Ursula Lamb

Ursula Schäfer Lamb (born, Essen Germany 15 January 1914, died, Tucson, Arizona, 8 August 1996) was a distinguished American historian specializing in Latin American history, who published works on the age of exploration and the history of science.[1][2][3] She was a pioneering female academic in Latin American history, whose interdisciplinary works on the history of science and globalization antedate the recent boom in such studies.[4]

  1. ^ Martin Torodash, "Ursula Lamb (1914-1996)". The Hispanic American Historical Review, vol. 77, No. 2 (May 1997), pp. 281-282.

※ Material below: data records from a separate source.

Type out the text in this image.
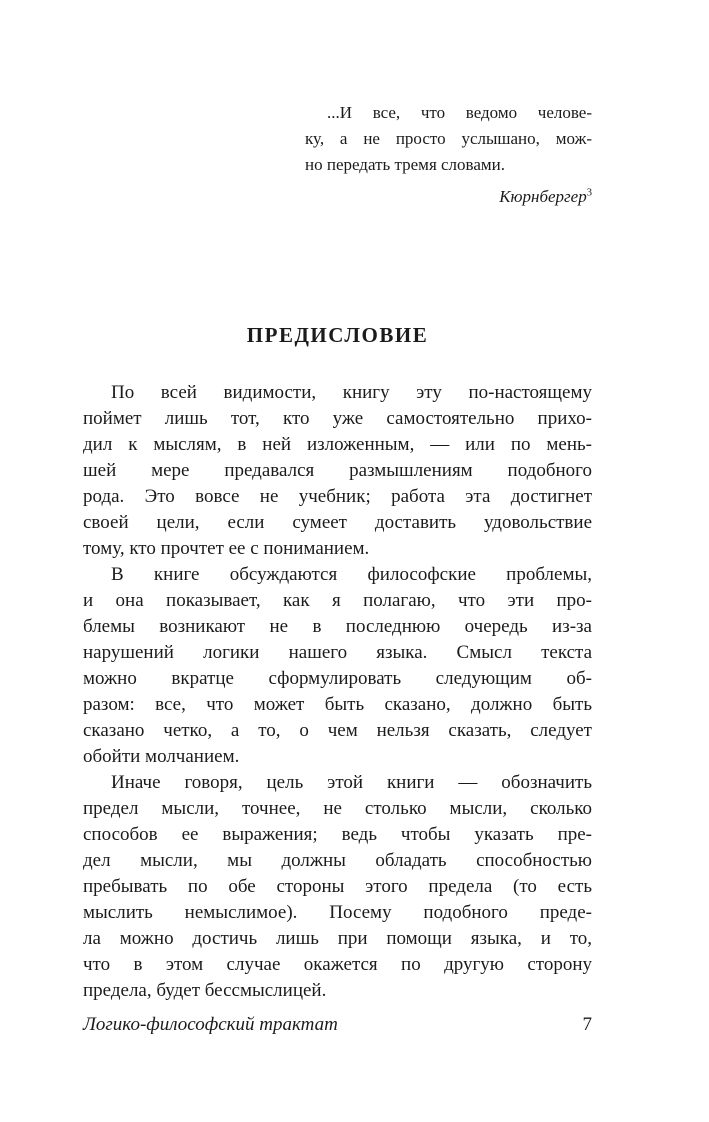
...И все, что ведомо челове-
ку, а не просто услышано, мож-
но передать тремя словами.
Кюрнбергер$^3$
ПРЕДИСЛОВИЕ
По всей видимости, книгу эту по-настоящему
поймет лишь тот, кто уже самостоятельно прихо-
дил к мыслям, в ней изложенным, — или по мень-
шей мере предавался размышлениям подобного
рода. Это вовсе не учебник; работа эта достигнет
своей цели, если сумеет доставить удовольствие
тому, кто прочтет ее с пониманием.
В книге обсуждаются философские проблемы,
и она показывает, как я полагаю, что эти про-
блемы возникают не в последнюю очередь из-за
нарушений логики нашего языка. Смысл текста
можно вкратце сформулировать следующим об-
разом: все, что может быть сказано, должно быть
сказано четко, а то, о чем нельзя сказать, следует
обойти молчанием.
Иначе говоря, цель этой книги — обозначить
предел мысли, точнее, не столько мысли, сколько
способов ее выражения; ведь чтобы указать пре-
дел мысли, мы должны обладать способностью
пребывать по обе стороны этого предела (то есть
мыслить немыслимое). Посему подобного преде-
ла можно достичь лишь при помощи языка, и то,
что в этом случае окажется по другую сторону
предела, будет бессмыслицей.
Логико-философский трактат	7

  2. ^ Susan M. Deeds and Donna J. Guy, "Ursula Lamb (1914-1996)". The Hispanic American Historical Review, vol. 77, No. 4 (Nov. 1997), pp. 677-679
  3. ^ http://wc.arizona.edu/papers/90/1/16_1_m.html Archived 2015-04-05 at archive.today accessed 5 July 2016.
  4. ^ Andreas Daum, Hartmut Lehmann, James J. Sheehan (eds.), The Second Generation: Émigrés from Nazi Germany as Historians. With a Biobibliographic Guide. New York: Berghahn Books, 2016, ISBN 978-1-78238-985-9, pp. 12, 34, 36, 390‒391 (including a short biography and bibliography).